String encoding and decoding
lujjjh opened this issue · 6 comments
There are 2 known issues in string encoding and decoding.
The first one is an out-of-range problem that the code below doesn't handle edge cases well:
Line 164 in e2494da
The inner loop
Line 176 in e2494da
could actually exit with charCount > CHUNK_SIZE
(or more precisely, charCount == CHUNK_SIZE + 1
). The maximum bytes taken could be (CHUNK_SIZE + 1) * 3
.
A simple reproducible test case:
func TestEncStringChunk(t *testing.T) {
enc := NewEncoder()
v := strings.Repeat("我", CHUNK_SIZE-1) + "🤣"

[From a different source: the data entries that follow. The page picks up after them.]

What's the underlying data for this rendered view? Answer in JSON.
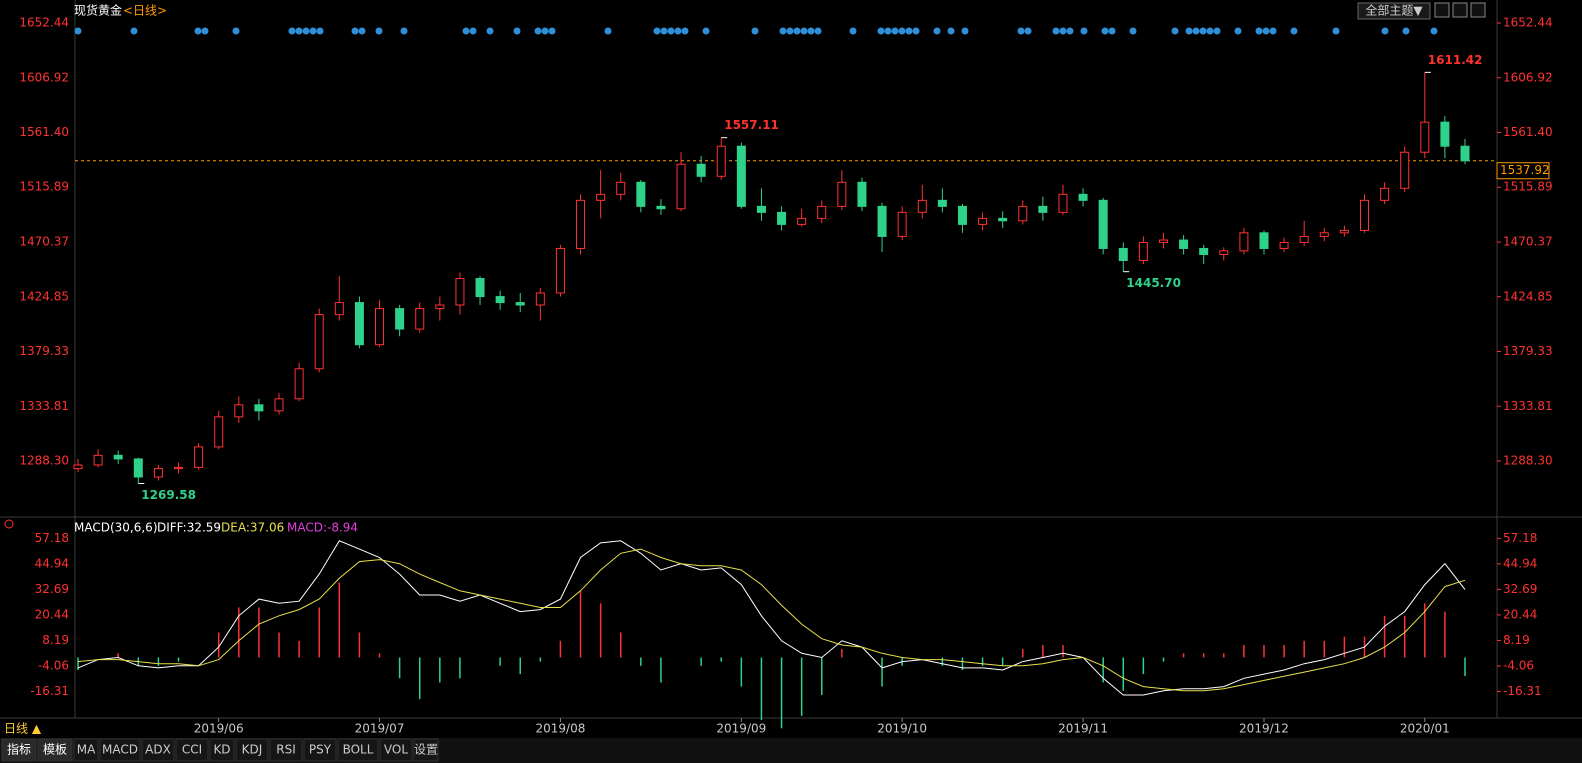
{
  "header": {
    "title": "现货黄金",
    "period": "<日线>",
    "theme_button": "全部主题▼"
  },
  "chart_data": {
    "type": "candlestick",
    "categories": [
      null,
      null,
      null,
      null,
      null,
      null,
      null,
      "2019/06",
      null,
      null,
      null,
      null,
      null,
      null,
      null,
      "2019/07",
      null,
      null,
      null,
      null,
      null,
      null,
      null,
      null,
      "2019/08",
      null,
      null,
      null,
      null,
      null,
      null,
      null,
      null,
      "2019/09",
      null,
      null,
      null,
      null,
      null,
      null,
      null,
      "2019/10",
      null,
      null,
      null,
      null,
      null,
      null,
      null,
      null,
      "2019/11",
      null,
      null,
      null,
      null,
      null,
      null,
      null,
      null,
      "2019/12",
      null,
      null,
      null,
      null,
      null,
      null,
      null,
      "2020/01",
      null,
      null
    ],
    "ohlc": [
      [
        1282,
        1290,
        1279,
        1285
      ],
      [
        1285,
        1298,
        1283,
        1293
      ],
      [
        1293,
        1297,
        1286,
        1290
      ],
      [
        1290,
        1291,
        1269.58,
        1275
      ],
      [
        1275,
        1285,
        1272,
        1282
      ],
      [
        1282,
        1287,
        1278,
        1283
      ],
      [
        1283,
        1303,
        1281,
        1300
      ],
      [
        1300,
        1330,
        1298,
        1325
      ],
      [
        1325,
        1342,
        1320,
        1335
      ],
      [
        1335,
        1340,
        1322,
        1330
      ],
      [
        1330,
        1345,
        1327,
        1340
      ],
      [
        1340,
        1370,
        1338,
        1365
      ],
      [
        1365,
        1415,
        1362,
        1410
      ],
      [
        1410,
        1442,
        1405,
        1420
      ],
      [
        1420,
        1425,
        1382,
        1385
      ],
      [
        1385,
        1422,
        1383,
        1415
      ],
      [
        1415,
        1418,
        1392,
        1398
      ],
      [
        1398,
        1420,
        1395,
        1415
      ],
      [
        1415,
        1425,
        1405,
        1418
      ],
      [
        1418,
        1445,
        1410,
        1440
      ],
      [
        1440,
        1442,
        1418,
        1425
      ],
      [
        1425,
        1430,
        1414,
        1420
      ],
      [
        1420,
        1428,
        1412,
        1418
      ],
      [
        1418,
        1432,
        1405,
        1428
      ],
      [
        1428,
        1468,
        1425,
        1465
      ],
      [
        1465,
        1510,
        1460,
        1505
      ],
      [
        1505,
        1530,
        1490,
        1510
      ],
      [
        1510,
        1528,
        1505,
        1520
      ],
      [
        1520,
        1522,
        1495,
        1500
      ],
      [
        1500,
        1506,
        1493,
        1498
      ],
      [
        1498,
        1545,
        1496,
        1535
      ],
      [
        1535,
        1542,
        1520,
        1525
      ],
      [
        1525,
        1557.11,
        1522,
        1550
      ],
      [
        1550,
        1553,
        1498,
        1500
      ],
      [
        1500,
        1515,
        1488,
        1495
      ],
      [
        1495,
        1500,
        1480,
        1485
      ],
      [
        1485,
        1498,
        1483,
        1490
      ],
      [
        1490,
        1505,
        1486,
        1500
      ],
      [
        1500,
        1530,
        1497,
        1520
      ],
      [
        1520,
        1524,
        1496,
        1500
      ],
      [
        1500,
        1503,
        1462,
        1475
      ],
      [
        1475,
        1500,
        1472,
        1495
      ],
      [
        1495,
        1518,
        1490,
        1505
      ],
      [
        1505,
        1515,
        1495,
        1500
      ],
      [
        1500,
        1502,
        1478,
        1485
      ],
      [
        1485,
        1495,
        1480,
        1490
      ],
      [
        1490,
        1496,
        1482,
        1488
      ],
      [
        1488,
        1505,
        1485,
        1500
      ],
      [
        1500,
        1508,
        1488,
        1495
      ],
      [
        1495,
        1518,
        1493,
        1510
      ],
      [
        1510,
        1515,
        1500,
        1505
      ],
      [
        1505,
        1507,
        1460,
        1465
      ],
      [
        1465,
        1470,
        1445.7,
        1455
      ],
      [
        1455,
        1475,
        1452,
        1470
      ],
      [
        1470,
        1478,
        1465,
        1472
      ],
      [
        1472,
        1476,
        1460,
        1465
      ],
      [
        1465,
        1468,
        1452,
        1460
      ],
      [
        1460,
        1466,
        1455,
        1463
      ],
      [
        1463,
        1482,
        1460,
        1478
      ],
      [
        1478,
        1480,
        1460,
        1465
      ],
      [
        1465,
        1474,
        1462,
        1470
      ],
      [
        1470,
        1488,
        1467,
        1475
      ],
      [
        1475,
        1482,
        1471,
        1478
      ],
      [
        1478,
        1484,
        1475,
        1480
      ],
      [
        1480,
        1510,
        1478,
        1505
      ],
      [
        1505,
        1520,
        1502,
        1515
      ],
      [
        1515,
        1550,
        1512,
        1545
      ],
      [
        1545,
        1611.42,
        1540,
        1570
      ],
      [
        1570,
        1575,
        1540,
        1550
      ],
      [
        1550,
        1556,
        1535,
        1537.92
      ]
    ],
    "up_color": "#ff3232",
    "down_color": "#2fd28a",
    "ylim": [
      1247.56,
      1659.09
    ],
    "yticks": [
      {
        "value": 1288.3,
        "label": "1288.30"
      },
      1333.81,
      1379.33,
      1424.85,
      {
        "value": 1470.37,
        "label": "1470.37"
      },
      1515.89,
      {
        "value": 1561.4,
        "label": "1561.40"
      },
      1606.92,
      1652.44
    ],
    "annotations": [
      {
        "value": 1557.11,
        "label": "1557.11"
      },
      {
        "value": 1611.42,
        "label": "1611.42"
      },
      {
        "value": 1445.7,
        "label": "1445.70"
      },
      {
        "value": 1269.58,
        "label": "1269.58"
      }
    ],
    "last_price": {
      "value": 1537.92,
      "label": "1537.92"
    },
    "indicator": {
      "title": "MACD(30,6,6)",
      "diff_label": "DIFF:32.59",
      "dea_label": "DEA:37.06",
      "macd_label": "MACD:-8.94",
      "diff": [
        -5,
        -1,
        0,
        -4,
        -5,
        -4,
        -4,
        5,
        20,
        28,
        26,
        27,
        40,
        56,
        52,
        48,
        40,
        30,
        30,
        27,
        30,
        26,
        22,
        23,
        28,
        48,
        55,
        56,
        50,
        42,
        45,
        42,
        43,
        35,
        20,
        8,
        2,
        0,
        8,
        5,
        -5,
        -2,
        -1,
        -3,
        -5,
        -5,
        -6,
        -2,
        0,
        2,
        0,
        -10,
        -18,
        -18,
        -16,
        -15,
        -15,
        -14,
        -10,
        -8,
        -6,
        -3,
        -1,
        2,
        5,
        15,
        22,
        35,
        45,
        32.59
      ],
      "dea": [
        -2,
        -1,
        -1,
        -2,
        -3,
        -3,
        -4,
        -1,
        8,
        16,
        20,
        23,
        28,
        38,
        46,
        47,
        45,
        40,
        36,
        32,
        30,
        28,
        26,
        24,
        24,
        32,
        42,
        50,
        52,
        48,
        45,
        44,
        44,
        42,
        35,
        25,
        16,
        9,
        6,
        5,
        2,
        0,
        -1,
        -1,
        -2,
        -3,
        -4,
        -4,
        -3,
        -1,
        0,
        -4,
        -10,
        -14,
        -15,
        -16,
        -16,
        -15,
        -13,
        -11,
        -9,
        -7,
        -5,
        -3,
        0,
        5,
        12,
        22,
        34,
        37.06
      ],
      "macd": [
        -6,
        0,
        2,
        -4,
        -4,
        -2,
        0,
        12,
        24,
        24,
        12,
        8,
        24,
        36,
        12,
        2,
        -10,
        -20,
        -12,
        -10,
        0,
        -4,
        -8,
        -2,
        8,
        32,
        26,
        12,
        -4,
        -12,
        0,
        -4,
        -2,
        -14,
        -30,
        -34,
        -28,
        -18,
        4,
        0,
        -14,
        -4,
        0,
        -4,
        -6,
        -4,
        -4,
        4,
        6,
        6,
        0,
        -12,
        -16,
        -8,
        -2,
        2,
        2,
        2,
        6,
        6,
        6,
        8,
        8,
        10,
        10,
        20,
        20,
        26,
        22,
        -8.94
      ],
      "diff_color": "#ffffff",
      "dea_color": "#e8e04a",
      "ylim": [
        -29.05,
        65.99
      ],
      "yticks": [
        -16.31,
        -4.06,
        8.19,
        20.44,
        32.69,
        44.94,
        57.18
      ]
    }
  },
  "footer": {
    "period_tab": "日线 ▲",
    "tabs": [
      "指标",
      "模板",
      "MA",
      "MACD",
      "ADX",
      "CCI",
      "KD",
      "KDJ",
      "RSI",
      "PSY",
      "BOLL",
      "VOL",
      "设置"
    ]
  }
}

assert.Nil(t, enc.Encode(v))
dec := NewDecoder(enc.Buffer())
s, err := dec.Decode()
assert.Nil(t, err)
assert.Equal(t, v, s)
}
After a quick fix with
bufp := gxbytes.AcquireBytes((CHUNK_SIZE + 1) * 3)
I encountered the second issue with the same test case above:
Error: Not equal: expected: "我我我……我🤣" actual : "我我我……我🤣\x00\x00"
After bisection, I assume this was introduced in dea1174 because the same test could be passed if I apply the quick fix on 8dcaa20, which is the parent of dea1174.
I haven't dived into the commit yet since it's a bit complicated.
@wongoo we have met such problems in my memory. It is not so easy to fix this problem.
@zonghaishang pls check this issue, I will also go into sometime later
the current chunk string decoding algorithm is complex, and hard to maintain. I will try to refactor it.